My acting experience left much to be desired and was restricted mostly to non-speaking roles. Here, mine was referred to as the pinnacle of the show. No pressure, Mary.
I rehearsed everyday on my own, constantly producing and replacing the worn pages from my jacket pocket as I took it paragraph by paragraph. I had to outperform the wise men, Isaac — who changed her name to Michelle and always said it with a rolling, affected accent, Mee-shell — and even my beloved Joseph. I was the start of everything.
The day of the performance, I delivered my lines, and returned to my place in the scene, silently cursing myself for forgetting a chunk of dialogue. I was told later that no one knew, and I “handled it like a pro.” I sat back down next to Joseph who put his hand on my back, and we stared down at the face of our plastic, marker-stained Messiah-child.

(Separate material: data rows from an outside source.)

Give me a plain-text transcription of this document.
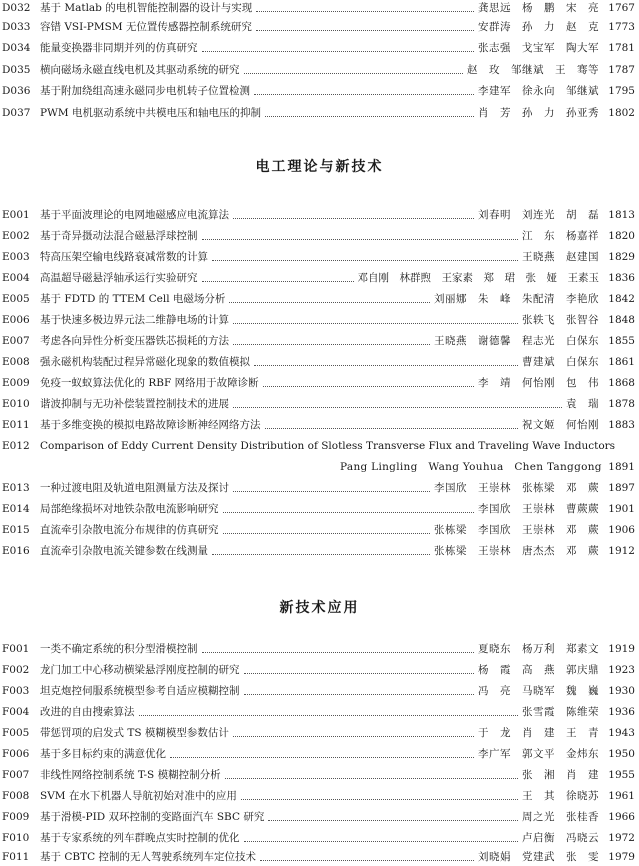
D032 基于 Matlab 的电机智能控制器的设计与实现	龚思远　杨　鹏　宋　亮 1767
D033 容错 VSI-PMSM 无位置传感器控制系统研究	安群涛　孙　力　赵　克 1773
D034 能量变换器非同期并列的仿真研究	张志强　戈宝军　陶大军 1781
D035 横向磁场永磁直线电机及其驱动系统的研究	赵　玫　邹继斌　王　骞等 1787
D036 基于附加绕组高速永磁同步电机转子位置检测	李建军　徐永向　邹继斌 1795
D037 PWM 电机驱动系统中共模电压和轴电压的抑制	肖　芳　孙　力　孙亚秀 1802
电工理论与新技术
E001 基于平面波理论的电网地磁感应电流算法	刘春明　刘连光　胡　磊 1813
E002 基于奇异摄动法混合磁悬浮球控制	江　东　杨嘉祥 1820
E003 特高压架空输电线路衰减常数的计算	王晓燕　赵建国 1829
E004 高温超导磁悬浮轴承运行实验研究	邓自刚　林群煦　王家素　郑　珺　张　娅　王素玉 1836
E005 基于 FDTD 的 TTEM Cell 电磁场分析	刘丽娜　朱　峰　朱配清　李艳欣 1842
E006 基于快速多极边界元法二维静电场的计算	张轶飞　张智谷 1848
E007 考虑各向异性分析变压器铁芯损耗的方法	王晓燕　谢德馨　程志光　白保东 1855
E008 强永磁机构装配过程异常磁化现象的数值模拟	曹建斌　白保东 1861
E009 免疫一蚁蚁算法优化的 RBF 网络用于故障诊断	李　靖　何怡刚　包　伟 1868
E010 谐波抑制与无功补偿装置控制技术的进展	袁　瑞 1878
E011 基于多维变换的模拟电路故障诊断神经网络方法	祝文姬　何怡刚 1883
E012 Comparison of Eddy Current Density Distribution of Slotless Transverse Flux and Traveling Wave Inductors
Pang Lingling　Wang Youhua　Chen Tanggong 1891
E013 一种过渡电阻及轨道电阻测量方法及探讨	李国欣　王崇林　张栋梁　邓　蕨 1897
E014 局部绝缘损坏对地铁杂散电流影响研究	李国欣　王崇林　曹蕨蕨 1901
E015 直流牵引杂散电流分布规律的仿真研究	张栋梁　李国欣　王崇林　邓　蕨 1906
E016 直流牵引杂散电流关键参数在线测量	张栋梁　王崇林　唐杰杰　邓　蕨 1912
新技术应用
F001	一类不确定系统的积分型滑模控制	夏晓东　杨万利　郑素文 1919
F002	龙门加工中心移动横梁悬浮刚度控制的研究	杨　霞　高　燕　郭庆鼎 1923
F003	坦克炮控伺服系统模型参考自适应模糊控制	冯　亮　马晓军　魏　巍 1930
F004	改进的自由搜索算法	张雪霞　陈维荣 1936
F005	带惩罚项的启发式 TS 模糊模型参数估计	于　龙　肖　建　王　青 1943
F006	基于多目标约束的满意优化	李广军　郭文平　金炜东 1950
F007	非线性网络控制系统 T-S 模糊控制分析	张　湘　肖　建 1955
F008	SVM 在水下机器人导航初始对准中的应用	王　其　徐晓苏 1961
F009	基于滑模-PID 双环控制的变路面汽车 SBC 研究	周之光　张桂香 1966
F010	基于专家系统的列车群晚点实时控制的优化	卢启衡　冯晓云 1972
F011	基于 CBTC 控制的无人驾驶系统列车定位技术	刘晓娟　党建武　张　雯 1979
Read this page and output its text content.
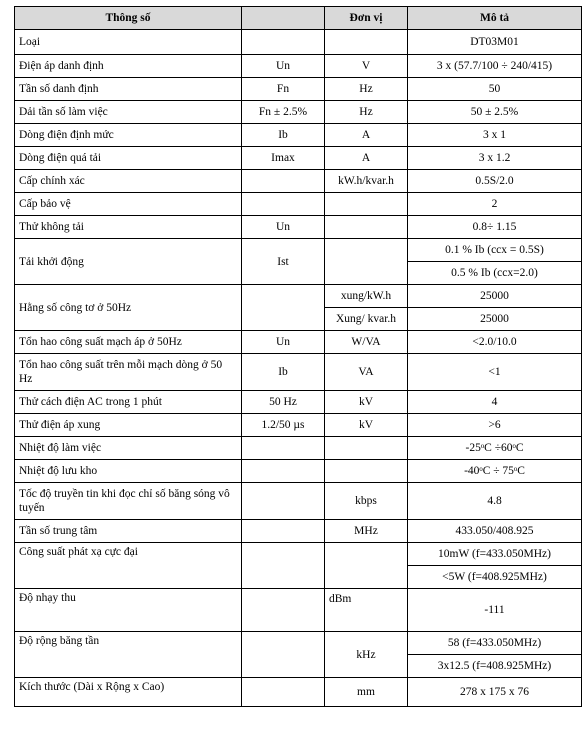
Thông số		Đơn vị	Mô tả
Loại			DT03M01
Điện áp danh định	Un	V	3 x (57.7/100 ÷ 240/415)
Tần số danh định	Fn	Hz	50
Dải tần số làm việc	Fn ± 2.5%	Hz	50 ± 2.5%
Dòng điện định mức	Ib	A	3 x 1
Dòng điện quá tải	Imax	A	3 x 1.2
Cấp chính xác		kW.h/kvar.h	0.5S/2.0
Cấp bảo vệ			2
Thử không tải	Un		0.8÷ 1.15
Tải khởi động	Ist		0.1 % Ib (ccx = 0.5S)
			0.5 % Ib (ccx=2.0)
Hằng số công tơ ở 50Hz		xung/kW.h	25000
		Xung/ kvar.h	25000
Tổn hao công suất mạch áp ở 50Hz	Un	W/VA	<2.0/10.0
Tổn hao công suất trên mỗi mạch dòng ở 50 Hz	Ib	VA	<1
Thử cách điện AC trong 1 phút	50 Hz	kV	4
Thử điện áp xung	1.2/50 µs	kV	>6
Nhiệt độ làm việc			-25ᵒC ÷60ᵒC
Nhiệt độ lưu kho			-40ᵒC ÷ 75ᵒC
Tốc độ truyền tin khi đọc chỉ số băng sóng vô tuyến		kbps	4.8
Tần số trung tâm		MHz	433.050/408.925
Công suất phát xạ cực đại			10mW (f=433.050MHz)
			<5W (f=408.925MHz)
Độ nhạy thu		dBm	-111
Độ rộng băng tần		kHz	58 (f=433.050MHz)
			3x12.5 (f=408.925MHz)
Kích thước (Dài x Rộng x Cao)		mm	278 x 175 x 76
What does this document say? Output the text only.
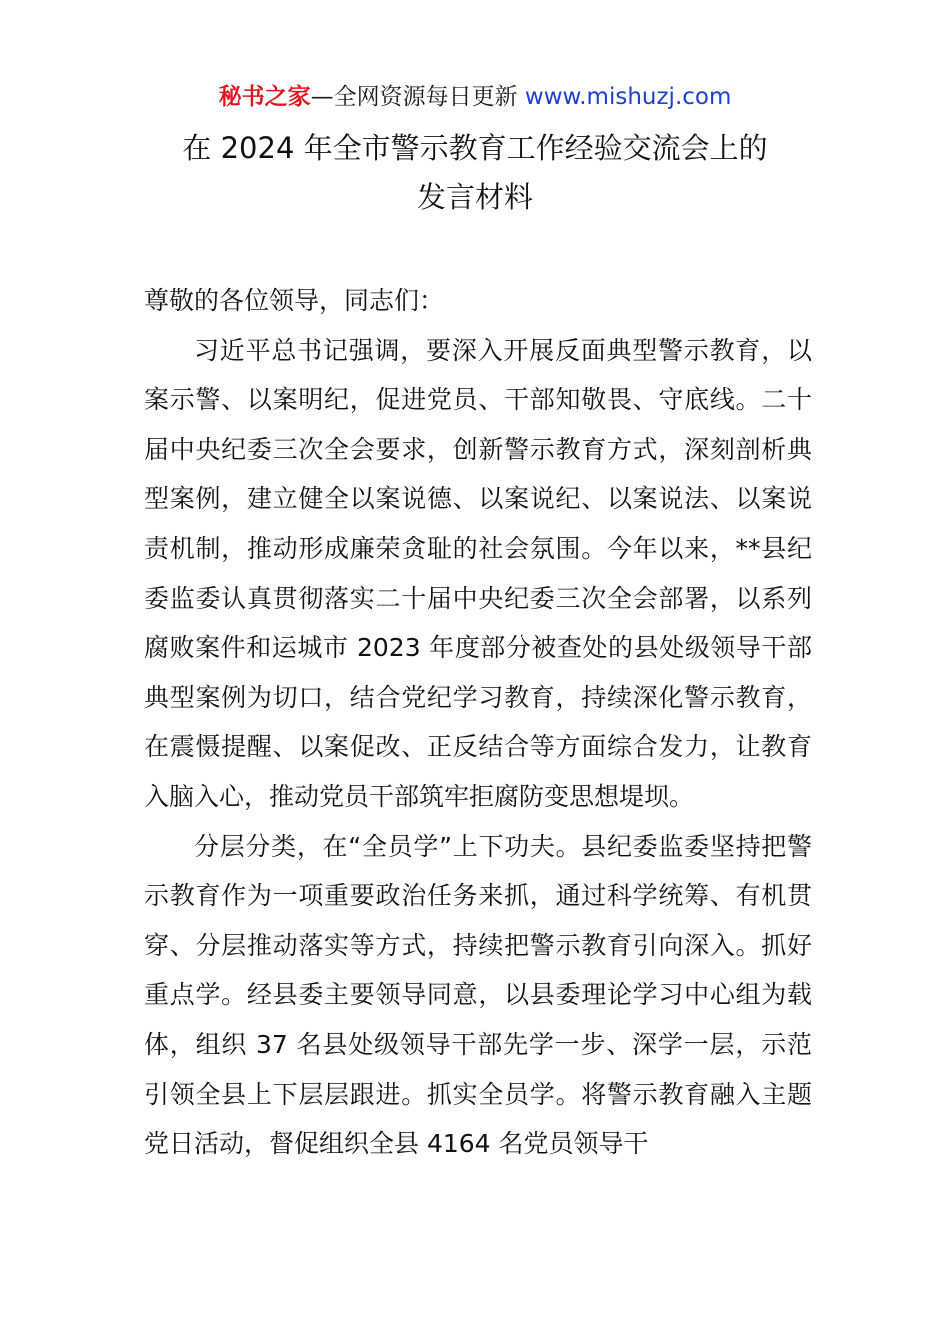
秘书之家—全网资源每日更新 www.mishuzj.com
在 2024 年全市警示教育工作经验交流会上的
发言材料

尊敬的各位领导，同志们：

习近平总书记强调，要深入开展反面典型警示教育，以案示警、以案明纪，促进党员、干部知敬畏、守底线。二十届中央纪委三次全会要求，创新警示教育方式，深刻剖析典型案例，建立健全以案说德、以案说纪、以案说法、以案说责机制，推动形成廉荣贪耻的社会氛围。今年以来，**县纪委监委认真贯彻落实二十届中央纪委三次全会部署，以系列腐败案件和运城市 2023 年度部分被查处的县处级领导干部典型案例为切口，结合党纪学习教育，持续深化警示教育，在震慑提醒、以案促改、正反结合等方面综合发力，让教育入脑入心，推动党员干部筑牢拒腐防变思想堤坝。

分层分类，在“全员学”上下功夫。县纪委监委坚持把警示教育作为一项重要政治任务来抓，通过科学统筹、有机贯穿、分层推动落实等方式，持续把警示教育引向深入。抓好重点学。经县委主要领导同意，以县委理论学习中心组为载体，组织 37 名县处级领导干部先学一步、深学一层，示范引领全县上下层层跟进。抓实全员学。将警示教育融入主题党日活动，督促组织全县 4164 名党员领导干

The one thing we never rehearsed truly was sitting in the same position for the entirety of the show. My back hurt, and pictures will show that I fell nearer to the ground and Joseph’s lap as time went on. The way I was sitting caused a sandal to cut off circulation, and the majority of my left leg was asleep for the better half of the show.
When we finished, the pastor called us out of the scene one by one to acknowledge our dedication and hard work to the congregation. I got up and smiled through the pain when he said my name, refusing to limp. I was, after all, embodying the woman who gave birth in the so-sung silent night. Pain was not to get the better of me, and, really, I wouldn’t have liked the attention.